Instead, I hear a call from Em: “Come upstairs, J-Man needs you.” I get upstairs and J-Man is having difficulty walking. He’s listing into the wall every time he tries to propel forward and has numbness in his legs.

I looked at the clock. Called his insurer to get authorized, spoke with his on-call doctor’s service, and loaded him into the car. We were off to Sutter General’s emergency room downtown. This was 10 pm.

This was our first emergency visit to a medical facility here. I didn’t know what to expect. The ER waiting area was small, but there were two empty seats. No one seemed terribly ill or injured, so I guessed we’d just have a wait. We settled in. It took two hours to be triaged and another hour to get into the ER itself.

While we waited, whether we wanted to or not, we had to listen to two women, who did not appear to know one another, regaling the entire waiting room with their tales of various women’s prisons in California and what each one was like – who they knew in common, and how long they were in for their last stretch. Both were drug users. Recovering, apparently. They didn’t really look it though. They seemed quite disheartened about all the young women coming in as “lifers.” If I hadn’t been so tired, that might have actually spurred some social justice outrage in me.

Pretty soon, a young man wearing a camouflage jacket, with a military style buzz cut, dirty jeans, and a slumping, defeated walk came in. He knew one of the women. They compared notes on his mother, who she had known in prison. Turns out that woman was back “in.” He complained of a terrible headache.

As we went into be triaged, the police came in and took him away. The triage nurse said to another nurse, “We were supposed to call when he came in and he just went with them. No problem, thank goodness. It is so busy tonight—so many walking wounded.”

We waited for our ER bed and a young Latino man came out, pants hanging down to his knees. He clothes covered in blood. He was on his way out, apparently no worse for wear.

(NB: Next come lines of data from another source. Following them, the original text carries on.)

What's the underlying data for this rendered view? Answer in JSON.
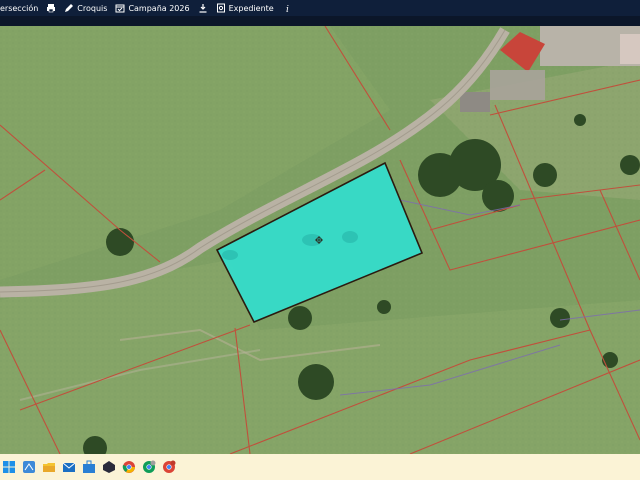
{
  "toolbar": {
    "items": [
      {
        "label": "ersección",
        "icon": "print-icon"
      },
      {
        "label": "Croquis",
        "icon": "pencil-icon"
      },
      {
        "label": "Campaña 2026",
        "icon": "calendar-icon"
      },
      {
        "label": "Expediente",
        "icon": "download-icon"
      },
      {
        "label": "",
        "icon": "document-icon"
      },
      {
        "label": "",
        "icon": "info-icon"
      }
    ]
  },
  "map": {
    "base": "aerial-orthophoto",
    "parcel_fill": "#2ce3d6",
    "parcel_outline": "#2b1b10",
    "cadastral_lines": "#c0503c"
  },
  "taskbar": {
    "icons": [
      "windows-icon",
      "task-view-icon",
      "file-explorer-icon",
      "mail-icon",
      "store-icon",
      "app-icon",
      "chrome-icon",
      "chrome-profile-icon",
      "chrome-profile-2-icon"
    ]
  }
}
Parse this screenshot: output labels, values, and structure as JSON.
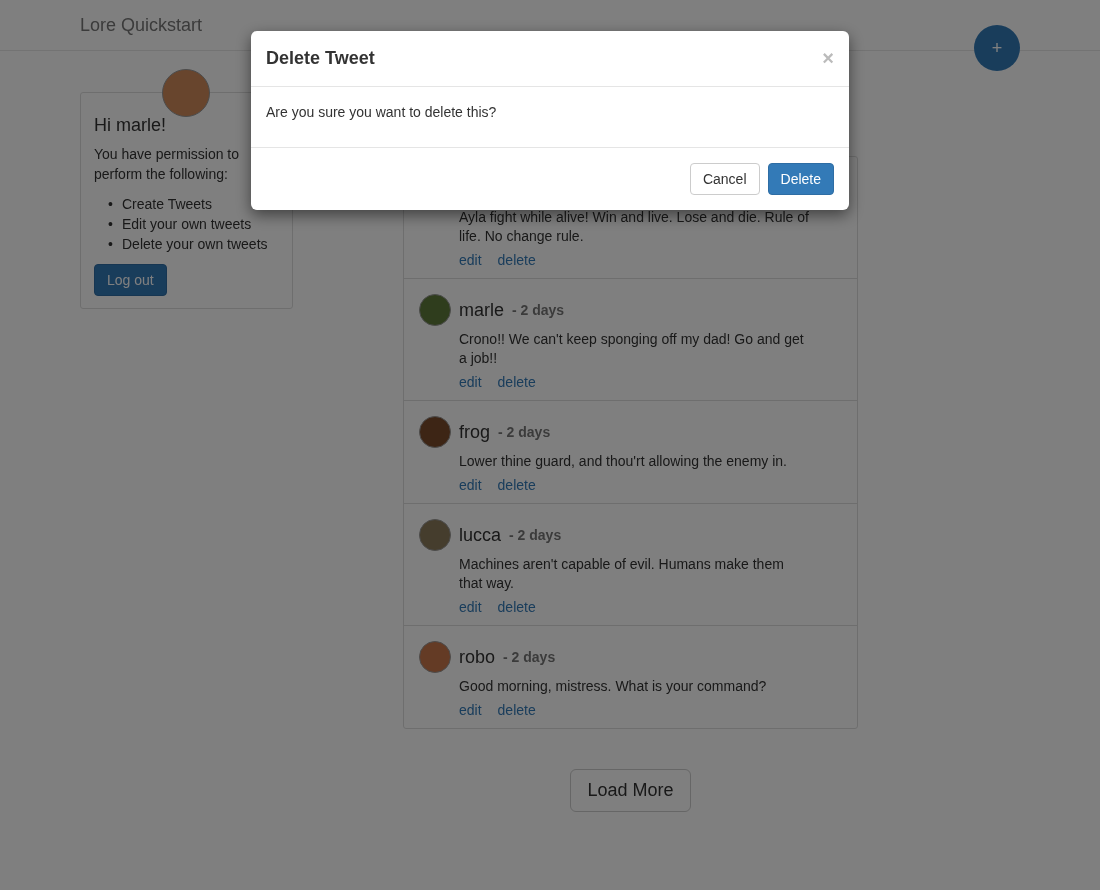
{
  "navbar": {
    "brand": "Lore Quickstart",
    "add_button": "+"
  },
  "profile": {
    "greeting": "Hi marle!",
    "intro": "You have permission to perform the following:",
    "permissions": [
      {
        "bullet": "•",
        "text": "Create Tweets"
      },
      {
        "bullet": "•",
        "text": "Edit your own tweets"
      },
      {
        "bullet": "•",
        "text": "Delete your own tweets"
      }
    ],
    "logout": "Log out"
  },
  "tweets": [
    {
      "text": "Ayla fight while alive! Win and live. Lose and die. Rule of life. No change rule.",
      "actions": [
        "edit",
        "delete"
      ]
    },
    {
      "author": "marle",
      "time": "- 2 days",
      "text": "Crono!! We can't keep sponging off my dad! Go and get a job!!",
      "actions": [
        "edit",
        "delete"
      ]
    },
    {
      "author": "frog",
      "time": "- 2 days",
      "text": "Lower thine guard, and thou'rt allowing the enemy in.",
      "actions": [
        "edit",
        "delete"
      ]
    },
    {
      "author": "lucca",
      "time": "- 2 days",
      "text": "Machines aren't capable of evil. Humans make them that way.",
      "actions": [
        "edit",
        "delete"
      ]
    },
    {
      "author": "robo",
      "time": "- 2 days",
      "text": "Good morning, mistress. What is your command?",
      "actions": [
        "edit",
        "delete"
      ]
    }
  ],
  "load_more": "Load More",
  "modal": {
    "title": "Delete Tweet",
    "close": "×",
    "message": "Are you sure you want to delete this?",
    "buttons": [
      {
        "label": "Cancel",
        "kind": "default"
      },
      {
        "label": "Delete",
        "kind": "primary"
      }
    ]
  }
}
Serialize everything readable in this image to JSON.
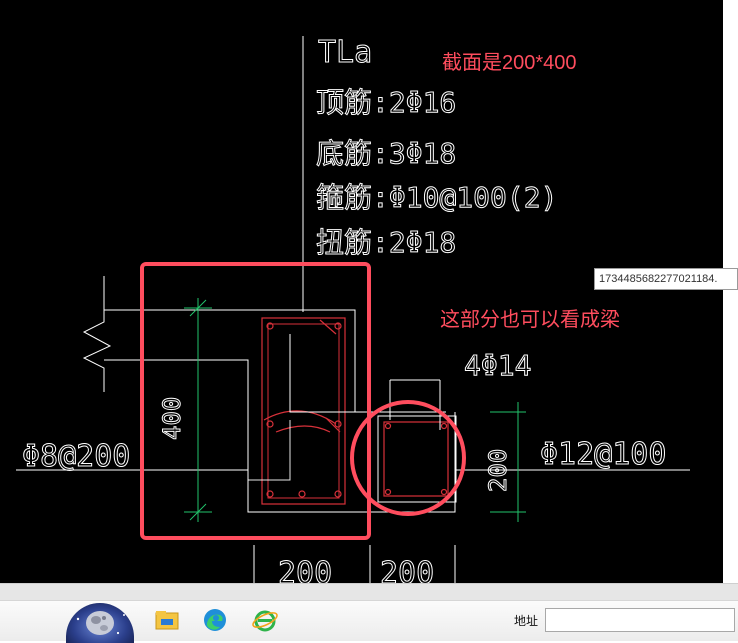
{
  "drawing": {
    "beam_id": "TLa",
    "top_bar": "顶筋:2Φ16",
    "bottom_bar": "底筋:3Φ18",
    "stirrup": "箍筋:Φ10@100(2)",
    "torsion_bar": "扭筋:2Φ18",
    "left_dim": "400",
    "left_stirrup": "Φ8@200",
    "right_top_bar": "4Φ14",
    "right_stirrup": "Φ12@100",
    "right_dim": "200",
    "bottom_dim_left": "200",
    "bottom_dim_right": "200"
  },
  "annotations": {
    "section_note": "截面是200*400",
    "beam_note": "这部分也可以看成梁",
    "color": "#ff4d5e"
  },
  "tooltip": {
    "text": "1734485682277021184."
  },
  "taskbar": {
    "address_label": "地址",
    "address_value": "",
    "icons": [
      "start-orb-icon",
      "file-explorer-icon",
      "edge-browser-icon",
      "ie-browser-icon"
    ]
  }
}
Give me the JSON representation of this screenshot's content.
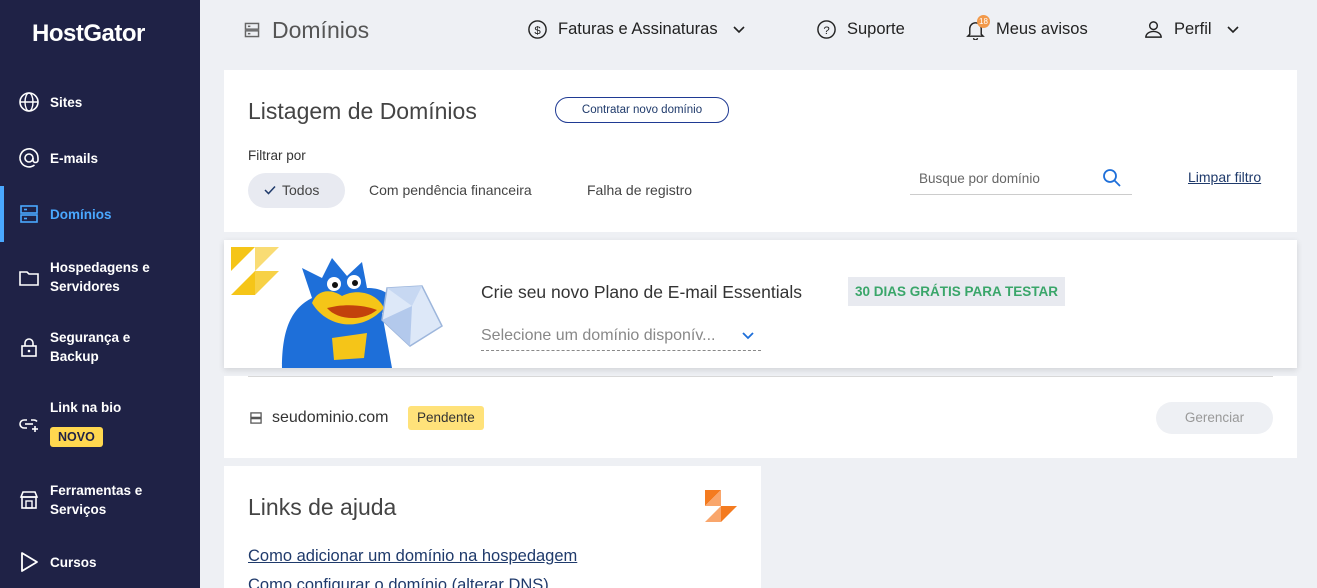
{
  "brand": {
    "logo_text": "HostGator"
  },
  "sidebar": {
    "items": [
      {
        "label": "Sites",
        "icon": "globe-icon"
      },
      {
        "label": "E-mails",
        "icon": "at-sign-icon"
      },
      {
        "label": "Domínios",
        "icon": "server-icon",
        "active": true
      },
      {
        "label": "Hospedagens e Servidores",
        "icon": "folder-icon"
      },
      {
        "label": "Segurança e Backup",
        "icon": "lock-icon"
      },
      {
        "label": "Link na bio",
        "icon": "link-icon",
        "badge": "NOVO"
      },
      {
        "label": "Ferramentas e Serviços",
        "icon": "store-icon"
      },
      {
        "label": "Cursos",
        "icon": "play-icon"
      }
    ]
  },
  "header": {
    "page_title": "Domínios",
    "billing": "Faturas e Assinaturas",
    "support": "Suporte",
    "notifications": "Meus avisos",
    "notifications_count": "18",
    "profile": "Perfil"
  },
  "listing": {
    "title": "Listagem de Domínios",
    "new_domain_button": "Contratar novo domínio",
    "filter_label": "Filtrar por",
    "filters": [
      "Todos",
      "Com pendência financeira",
      "Falha de registro"
    ],
    "active_filter": "Todos",
    "search_placeholder": "Busque por domínio",
    "clear_filter": "Limpar filtro"
  },
  "promo": {
    "text": "Crie seu novo Plano de E-mail Essentials",
    "badge": "30 DIAS GRÁTIS PARA TESTAR",
    "select_placeholder": "Selecione um domínio disponív...",
    "colors": {
      "accent": "#f5c518",
      "mascot": "#1e6fd9"
    }
  },
  "domains": [
    {
      "name": "seudominio.com",
      "status": "Pendente",
      "action": "Gerenciar"
    }
  ],
  "help": {
    "title": "Links de ajuda",
    "links": [
      "Como adicionar um domínio na hospedagem",
      "Como configurar o domínio (alterar DNS)"
    ]
  },
  "colors": {
    "sidebar_bg": "#1f2246",
    "active_nav": "#4aa8ff",
    "status_pending": "#ffe27a",
    "promo_badge_text": "#3aa66a"
  }
}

After three hours, J-Man had a bed. The nurse came in. She spoke to J-Man in kind, gentle tones. She was not irritated by what appeared on the outside to be nothing too serious. She said it would be a while and we waited. I covered J-Man with his sheet and he went to sleep. I paced. Two hours later the doctor who was professional, kind, and compassionate, talked to J-Man and me about his symptoms and history. When he was 3, he was paralyzed from the chest down by Guillain-Barre. That was what was of concern to the doctor – the similar symptoms.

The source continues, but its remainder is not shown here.